Use the remaining dried lavender bouquets and create a beautiful display by adding some fresh eucalyptus, fresh baby’s breath, or other floral stems of preference. To ensure it lasts a long time do not put it in water. These florals will dry naturally without water in whatever vase or container they are put in.
Additionally, keep it out of direct sunlight to preserve the color. If you have an abundance of dried bouquets, try recreating the look we have in the Ashland product gallery of many bouquets strung on a wire above an entryway or on a beam in your house. But save some for holiday decorations and handmade gifts like a Lavender Tub Tea! Check the Pelindaba Lavender blog “Uses for Lavender” category for detailed posts on these ideas.
I’ve seen beautiful wreaths made with lavender. How can that be accomplished at home?
Sure, I would recommend using fresh lavender’s long, flexible stems as those are best for floral weaving projects like making lavender wreaths and wands. For how to use the flowers from your garden in this charming way, we have step-by-step instructions and pictures on the Pelindaba Lavender blog. If you plan on using fresh lavender, it’s a good idea to check that the fresh lavender you are using is a variety that dries well. We cultivate two varieties of lavender in our organically-certified fields that are especially suited for drying — Lavandula x intermedia “Grosso” and Lavandula angustifolia “Royal Purple.” These are selected for their rich color and for their tendency to remain on the stalk much longer than most other varieties.

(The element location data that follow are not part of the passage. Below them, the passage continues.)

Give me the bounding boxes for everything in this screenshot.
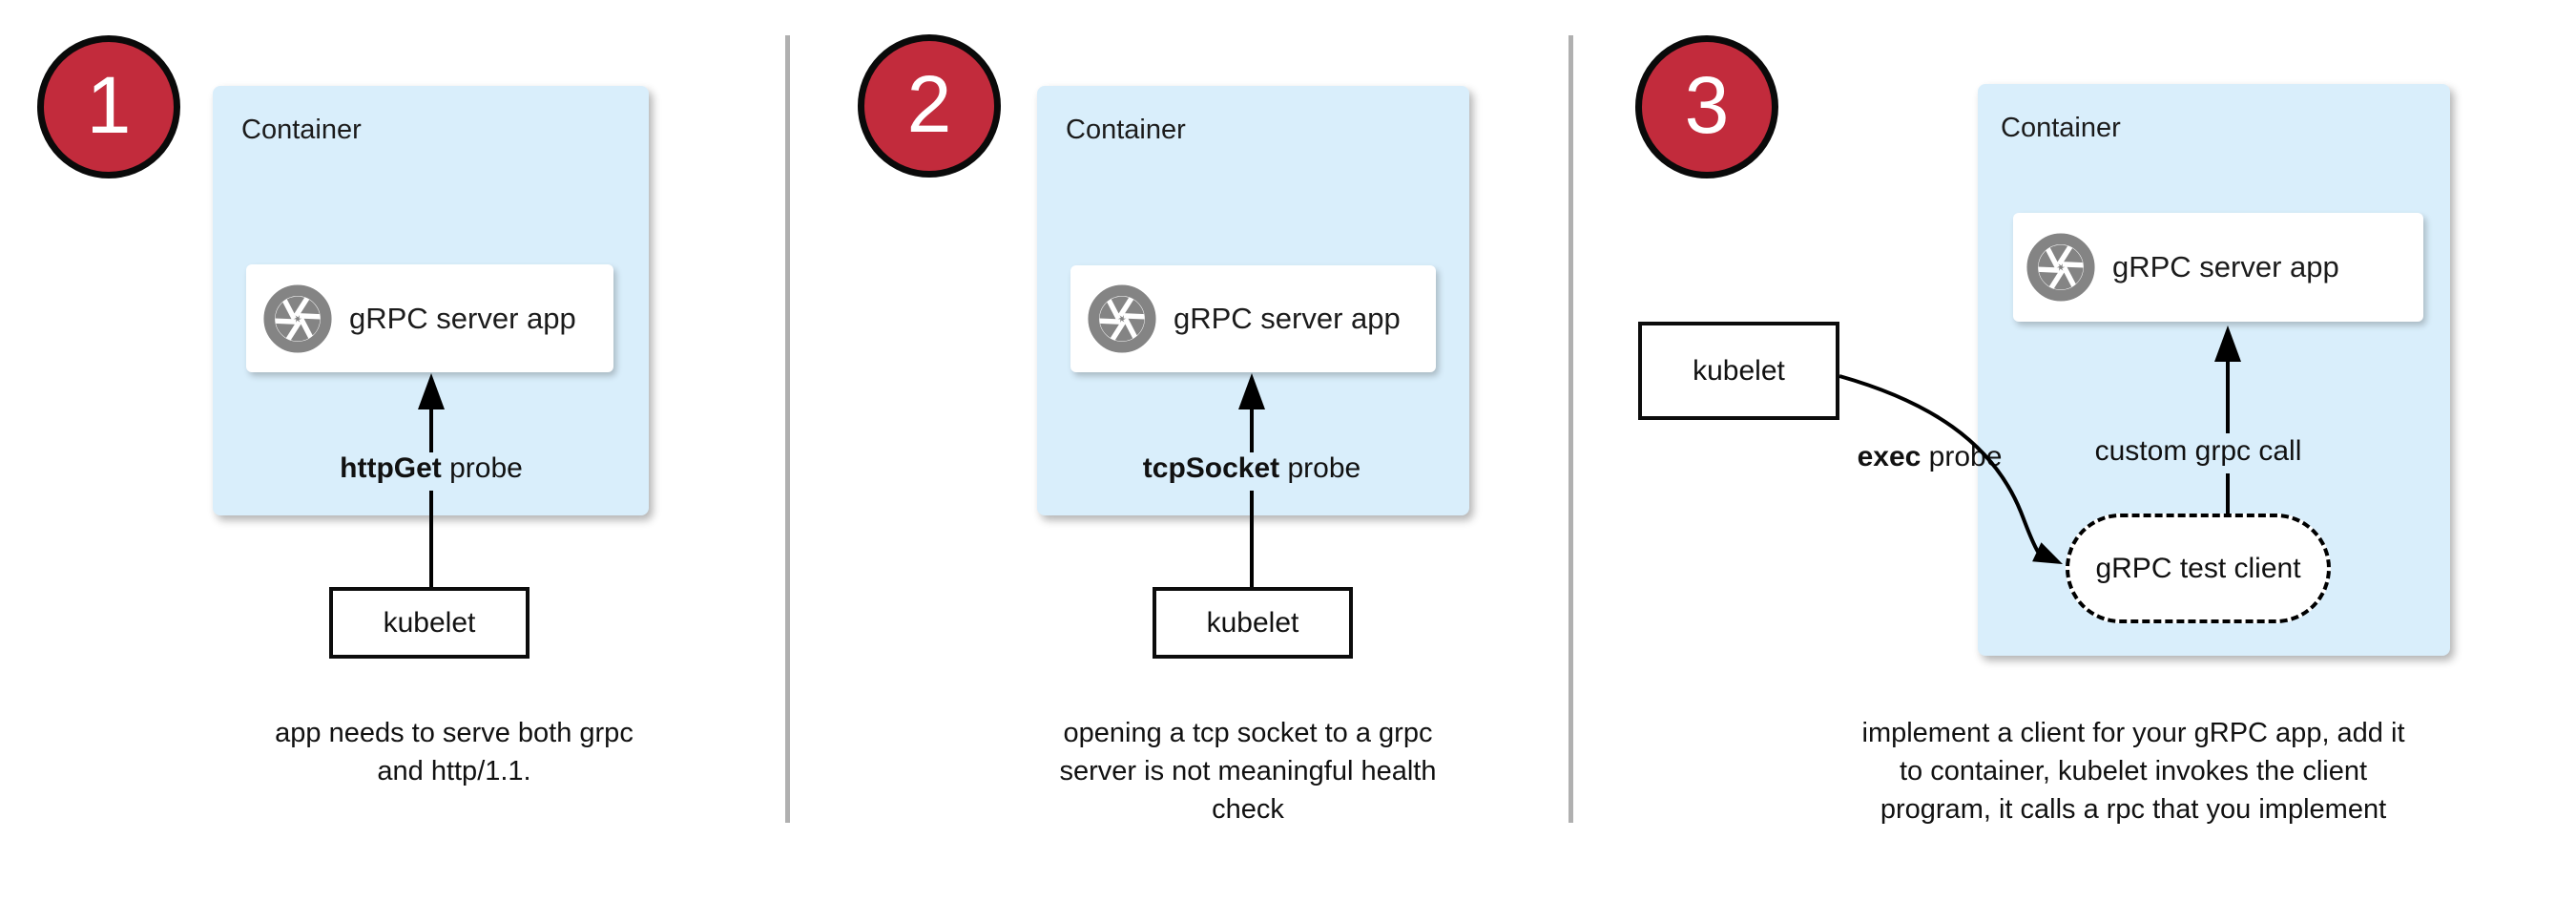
container-label-1: Container xyxy=(241,115,362,145)
grpc-server-app-label: gRPC server app xyxy=(1174,302,1401,335)
probe-label-2: tcpSocket probe xyxy=(1109,452,1395,485)
grpc-test-client-box: gRPC test client xyxy=(2066,514,2331,623)
kubelet-label-1: kubelet xyxy=(383,606,476,639)
kubelet-box-3: kubelet xyxy=(1638,322,1839,420)
caption-2-line: server is not meaningful health xyxy=(1059,756,1437,787)
probe-line-lower-2 xyxy=(1250,491,1254,587)
panel-divider-2 xyxy=(1568,35,1573,823)
probe-arrowhead-2 xyxy=(1238,373,1265,409)
probe-word-2: probe xyxy=(1287,452,1361,484)
panel-divider-1 xyxy=(785,35,790,823)
caption-2: opening a tcp socket to a grpc server is… xyxy=(1009,714,1486,829)
probe-type-1: httpGet xyxy=(340,452,442,484)
caption-3-line: to container, kubelet invokes the client xyxy=(1899,756,2368,787)
step-1-number: 1 xyxy=(86,60,132,150)
grpc-server-app-box-2: gRPC server app xyxy=(1070,265,1436,372)
probe-word-3: probe xyxy=(1928,441,2003,472)
grpc-server-app-label: gRPC server app xyxy=(2112,250,2339,283)
caption-1-line: app needs to serve both grpc xyxy=(275,718,634,748)
container-label-3: Container xyxy=(2001,113,2121,143)
aperture-icon xyxy=(263,283,332,353)
step-3-number: 3 xyxy=(1684,60,1730,150)
caption-2-line: opening a tcp socket to a grpc xyxy=(1063,718,1433,748)
aperture-icon xyxy=(2026,233,2095,302)
kubelet-label-2: kubelet xyxy=(1206,606,1299,639)
kubelet-box-2: kubelet xyxy=(1153,587,1353,659)
grpc-server-app-box-3: gRPC server app xyxy=(2013,213,2423,322)
grpc-server-app-box-1: gRPC server app xyxy=(246,264,613,372)
probe-word-1: probe xyxy=(449,452,523,484)
caption-1-line: and http/1.1. xyxy=(377,756,531,787)
grpc-server-app-label: gRPC server app xyxy=(349,301,576,335)
caption-3-line: program, it calls a rpc that you impleme… xyxy=(1880,794,2387,825)
custom-call-arrowhead xyxy=(2214,325,2241,362)
container-label-2: Container xyxy=(1066,115,1186,145)
custom-call-line-lower xyxy=(2226,473,2230,514)
caption-2-line: check xyxy=(1212,794,1284,825)
probe-line-upper-2 xyxy=(1250,407,1254,452)
step-1-badge: 1 xyxy=(37,35,180,178)
probe-type-3: exec xyxy=(1857,441,1922,472)
probe-label-3: exec probe xyxy=(1856,441,2004,473)
caption-3-line: implement a client for your gRPC app, ad… xyxy=(1861,718,2405,748)
custom-call-label: custom grpc call xyxy=(2094,435,2302,467)
probe-line-upper-1 xyxy=(429,407,433,452)
custom-call-line-upper xyxy=(2226,359,2230,433)
step-3-badge: 3 xyxy=(1635,35,1778,178)
step-2-badge: 2 xyxy=(858,34,1001,178)
probe-arrowhead-1 xyxy=(418,373,445,409)
probe-label-1: httpGet probe xyxy=(288,452,574,485)
probe-type-2: tcpSocket xyxy=(1142,452,1280,484)
caption-3: implement a client for your gRPC app, ad… xyxy=(1799,714,2467,829)
kubelet-box-1: kubelet xyxy=(329,587,530,659)
probe-line-lower-1 xyxy=(429,491,433,587)
grpc-test-client-label: gRPC test client xyxy=(2095,552,2301,584)
aperture-icon xyxy=(1088,284,1156,353)
step-2-number: 2 xyxy=(906,59,952,149)
caption-1: app needs to serve both grpc and http/1.… xyxy=(216,714,693,790)
kubelet-label-3: kubelet xyxy=(1693,354,1785,387)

This facilitates not only longer lasting flower arrangements but also greatly assists the crafting of wreaths and other dried flower creations. Other varieties crumble and lose their color when dried and do not work well for dried arrangements. If you are unsure, send us a picture or the variety name and we’ll gladly provide guidance.
Julie, thanks so much for taking the time to speak with me today. Do you have any last thoughts or comments you would like to share with our readers?
Thank you Shields. I hope this inspires readers to get out and harvest their lavender! Fruits of the annual harvest at Pelindaba Lavender come to the Ashland product gallery late August to early September when we decorate with freshly dried lavender and newly made Lavender Wands start to arrive. It’s a wonderful time to visit and we look forward to inspiring guests with more ideas on how to use lavender.